O entendimento do STJ tem enfrentado críticas de alguns membros da comunidade jurídica, os quais entendem que a função jurisdicional não se esgota com o término da fase de conhecimento, sob pena de a satisfação de direitos coletivos reconhecidos pelo Poder Judiciário ser prejudicada. Desse modo, a relevância social da fase de execução justificaria a legitimidade do MP.[3]

Contudo, diante dos últimos julgados do STJ sobre a matéria, verifica-se uma tendência de consolidação do entendimento no sentido de que não há relevância social na fase de execução, razão pela qual o MP não tem legitimidade ativa para promover a execução coletiva de sentenças que tutelam direitos individuais homogêneos.

Recentemente, a matéria em discussão foi novamente enfrentada pelo STJ no julgamento do RE 1.758.708/MS. Naquela ocasião, a Corte Especial do STJ, à unanimidade, reiterou o posicionamento que vinha até então sendo adotado a respeito da ilegitimidade do MP para promover a execução coletiva de título executivo firmado em sede de ACP, como também entendeu que eventual pedido de liquidação coletiva da sentença pelo MP não interrompe prazo de prescrição para pedidos de liquidação de particulares.

Nesse contexto, a relatora do caso, ministra Nancy Andrighi, entendeu que, como o MP não possui legitimidade para pedir liquidação individual em sentença coletiva, o prazo de prescrição para a pretensão individual não seria interrompido.

Diante de tal resultado, espera-se que os tribunais do país continuem observando o posicionamento adotado pelo STJ e afastem a legitimidade do MP para cumprimento de sentença em ação coletiva que tutela direitos individuais homogêneos.

 


[1]Antes do julgamento da ACP, o Juízo determinou que a incorporadora listasse os contratos firmados com os consumidores potencialmente lesados, sob pena de multa de R$ 1 milhão, em razão de descumprimento da ordem judicial.

[2] Cf.
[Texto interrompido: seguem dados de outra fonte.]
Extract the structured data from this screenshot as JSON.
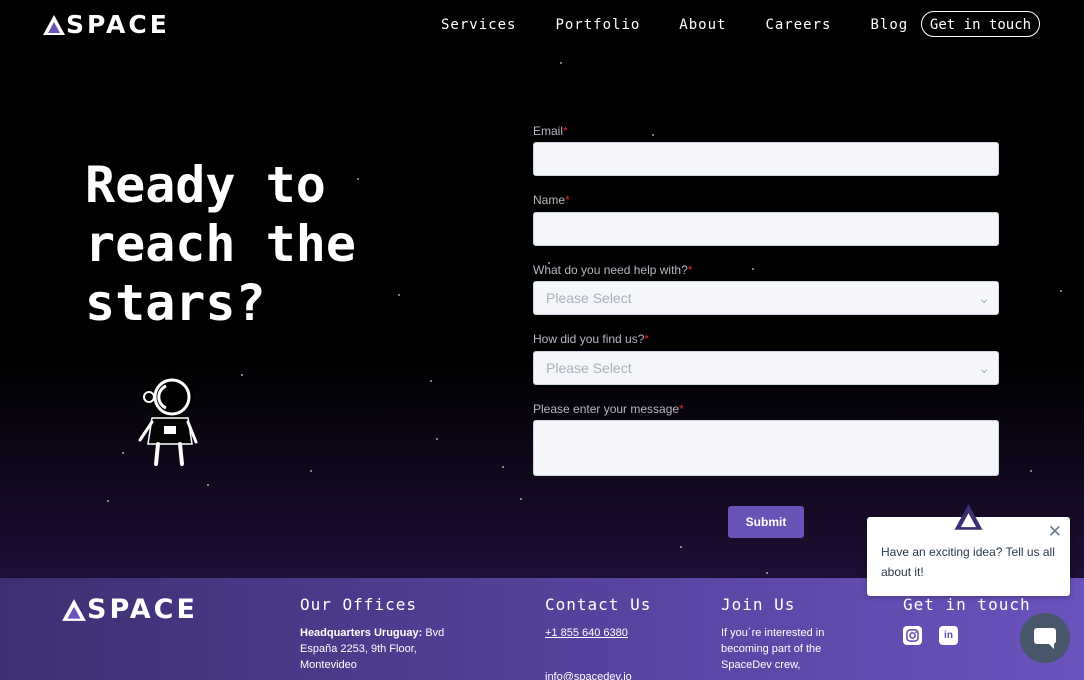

REsp 869.583/DF, 4ª Turma, relator min. Luis Felipe Salomão, julgado em 5.6.2012.

[3] Tal entendimento está em consonância com a decisão proferida pela Ministra Nancy Andrighi (Resp 1.028.855/SC), na qual destacou-se que a alteração da redação de determinados artigos do Código de Processo Civil (CPC) – a exemplo dos arts. 162, §1º, 267, caput, 269, caput e 463, caput –, evidenciaria que o processo não se esgota, necessariamente, com a declaração do direito, e que a função jurisdicional somente se encerraria com a sua efetiva satisfação.